Comprehensive Patient Representations

Patients are at the centre of medicine. Understanding and managing the health of the patient is the primary task of healthcare providers, calling for the creation of computational tools to aid in these processes.

We are interested in methods to learn representations of patients based on observational medical data. This data typically amounts to electronic health records (EHR), which consist of time-stamped instances of patient care (treatments, observations, procedures), with clinical data in a variety of formats such as text notes, pathology images, physiological measurements, genomic data and more. This is information is routinely collected during care, and thus can feature errors, irregular time sampling, missingness, and other properties of data collected under non-laboratory conditions.

We aim to study and develop approaches capable of efficiently integrating all this data into a single representation, and subsequently using such representation to reach a better understanding of the patient, make predictions about each patient’s future state, provide personalized therapies, etc.

Empirical analysis of unsupervised learning of patient embeddings

We are currently working on methods to learn patient representations from Intensive Care Unit (ICU) data in an unsupervised manner. For this purpose we are benchmarking several state of the art approaches such as feedforward neural network auto-encoders, recurrent neural network auto-encoders, etc. We are analysing how suitable these encodings are to reconstruct the original patient information, and also how informative they are to predict future events that will occur to the patient.

Medical language representation

Much important information is contained in clinical text notes written by doctors, nurses and other clinicians.
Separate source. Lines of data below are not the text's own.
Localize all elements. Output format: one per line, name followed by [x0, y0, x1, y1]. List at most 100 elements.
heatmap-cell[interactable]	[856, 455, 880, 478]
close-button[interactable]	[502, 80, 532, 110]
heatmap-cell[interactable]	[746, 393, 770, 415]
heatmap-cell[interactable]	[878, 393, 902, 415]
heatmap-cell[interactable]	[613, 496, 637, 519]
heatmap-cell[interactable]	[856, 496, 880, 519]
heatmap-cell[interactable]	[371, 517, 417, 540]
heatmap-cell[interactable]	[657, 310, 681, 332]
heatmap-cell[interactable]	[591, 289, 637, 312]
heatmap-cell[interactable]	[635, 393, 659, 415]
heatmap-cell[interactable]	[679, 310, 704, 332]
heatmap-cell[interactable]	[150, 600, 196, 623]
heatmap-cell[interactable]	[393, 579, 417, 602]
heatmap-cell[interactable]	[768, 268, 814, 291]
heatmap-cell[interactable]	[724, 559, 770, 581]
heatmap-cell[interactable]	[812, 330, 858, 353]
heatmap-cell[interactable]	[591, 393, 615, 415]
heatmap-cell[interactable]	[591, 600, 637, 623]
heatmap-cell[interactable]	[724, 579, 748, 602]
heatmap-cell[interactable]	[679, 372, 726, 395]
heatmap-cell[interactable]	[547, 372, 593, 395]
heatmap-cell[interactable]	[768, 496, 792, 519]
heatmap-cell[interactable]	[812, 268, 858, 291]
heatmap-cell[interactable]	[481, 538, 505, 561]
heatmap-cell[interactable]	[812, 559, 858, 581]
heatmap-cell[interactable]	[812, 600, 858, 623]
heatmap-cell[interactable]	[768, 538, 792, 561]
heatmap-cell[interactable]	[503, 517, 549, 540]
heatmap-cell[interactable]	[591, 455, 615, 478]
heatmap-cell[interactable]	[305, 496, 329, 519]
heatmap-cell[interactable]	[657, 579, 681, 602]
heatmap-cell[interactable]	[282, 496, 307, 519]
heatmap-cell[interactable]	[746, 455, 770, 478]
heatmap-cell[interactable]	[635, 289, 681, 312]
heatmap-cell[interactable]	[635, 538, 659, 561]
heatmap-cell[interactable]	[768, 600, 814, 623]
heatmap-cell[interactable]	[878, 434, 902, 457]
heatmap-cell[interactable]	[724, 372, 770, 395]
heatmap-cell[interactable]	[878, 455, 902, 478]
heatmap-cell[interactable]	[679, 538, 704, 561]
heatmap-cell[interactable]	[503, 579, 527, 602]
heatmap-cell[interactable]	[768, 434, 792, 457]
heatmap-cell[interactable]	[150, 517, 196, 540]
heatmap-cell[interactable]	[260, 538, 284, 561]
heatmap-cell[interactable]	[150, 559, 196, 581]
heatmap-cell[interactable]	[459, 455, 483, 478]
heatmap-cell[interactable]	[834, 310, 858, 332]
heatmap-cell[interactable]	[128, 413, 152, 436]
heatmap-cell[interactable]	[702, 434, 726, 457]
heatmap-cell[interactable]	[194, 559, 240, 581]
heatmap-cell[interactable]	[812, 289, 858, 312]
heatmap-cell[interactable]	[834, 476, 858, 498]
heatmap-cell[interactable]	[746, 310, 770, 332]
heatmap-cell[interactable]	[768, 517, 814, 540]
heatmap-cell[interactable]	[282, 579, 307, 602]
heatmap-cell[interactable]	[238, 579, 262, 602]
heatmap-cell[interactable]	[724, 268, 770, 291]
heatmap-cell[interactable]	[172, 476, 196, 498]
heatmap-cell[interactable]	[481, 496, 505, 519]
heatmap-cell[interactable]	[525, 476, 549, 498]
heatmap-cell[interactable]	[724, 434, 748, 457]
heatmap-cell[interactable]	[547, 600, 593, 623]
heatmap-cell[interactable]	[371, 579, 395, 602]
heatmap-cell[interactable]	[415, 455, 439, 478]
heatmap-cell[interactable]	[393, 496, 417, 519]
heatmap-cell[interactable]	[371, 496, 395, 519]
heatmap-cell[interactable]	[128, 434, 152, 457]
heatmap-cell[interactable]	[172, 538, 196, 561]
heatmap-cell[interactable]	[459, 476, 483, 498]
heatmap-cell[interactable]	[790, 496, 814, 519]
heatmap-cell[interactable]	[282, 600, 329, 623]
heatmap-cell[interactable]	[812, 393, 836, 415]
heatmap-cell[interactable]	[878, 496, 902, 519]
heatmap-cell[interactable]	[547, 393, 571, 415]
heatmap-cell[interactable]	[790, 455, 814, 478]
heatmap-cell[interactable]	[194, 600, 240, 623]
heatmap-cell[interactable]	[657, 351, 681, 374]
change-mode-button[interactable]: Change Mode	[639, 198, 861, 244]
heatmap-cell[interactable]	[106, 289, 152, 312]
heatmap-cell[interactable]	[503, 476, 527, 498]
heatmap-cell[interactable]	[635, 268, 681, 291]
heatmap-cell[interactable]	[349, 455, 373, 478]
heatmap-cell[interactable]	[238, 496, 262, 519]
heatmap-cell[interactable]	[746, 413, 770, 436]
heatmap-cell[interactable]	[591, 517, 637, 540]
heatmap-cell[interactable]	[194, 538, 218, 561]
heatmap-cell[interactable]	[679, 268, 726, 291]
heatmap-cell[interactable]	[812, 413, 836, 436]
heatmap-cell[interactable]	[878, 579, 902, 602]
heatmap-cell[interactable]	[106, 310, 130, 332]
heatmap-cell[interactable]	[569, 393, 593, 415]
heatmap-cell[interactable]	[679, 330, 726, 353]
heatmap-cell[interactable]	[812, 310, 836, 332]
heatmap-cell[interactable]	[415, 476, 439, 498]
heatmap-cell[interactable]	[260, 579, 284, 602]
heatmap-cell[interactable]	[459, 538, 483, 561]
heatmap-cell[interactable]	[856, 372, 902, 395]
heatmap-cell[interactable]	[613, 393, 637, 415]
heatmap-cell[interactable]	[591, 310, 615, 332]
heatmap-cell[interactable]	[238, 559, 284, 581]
These notes can contain recommended treatments, assessment of patient wellbeing, prognosis and notable developments - information which may not appear elsewhere in the patient’s EHR. However, integrating this text information requires a representation of medical language. We have worked on this problem at two levels - firstly, developing a method to learn representations of words, integrating prior knowledge, specifically for medical use. This is to address the fact that medical English is different to generic English in terms of assumed word meaning (e.g., ‘patient’), while medical text corpora are limited in size relative to generic corpora. Secondly, we have worked with others to represent entire clinical text notes (text summarisation) in order to perform mortality prediction in the ICU[3].

Topic Modeling for Mining Clinical Notes

Relevant features are often embedded in free-text clinical notes written for human consumption by domain experts. This text data includes details such as patient history, symptoms and care plans that cannot be found elsewhere in a patient’s EHR. By employing generative topic models we can create a digitized representation of text notes for use in further data analysis. As a proof-of-concept we applied this strategy to a set of 5000 patients’ clinical notes [4]. By analyzing correlations between patients’ clinical text topics and their genetic testing results, we independently re-identified several notable correlations between patient symptoms and their cancer mutations.

Learning The Dynamics Of Topic Evolution In Clinical Text Timeseries

We are interested in detecting dynamic structure in time-series of clinical text to infer variables describing the health trajectories of patients. In a first study, we have learned a Markov model of the topic representations for the sequences of patient reports to learn transition probabilities and typical health trajectories and combined this temporal model with patient survival information to discover correlations between clinical note topics and mortality [5].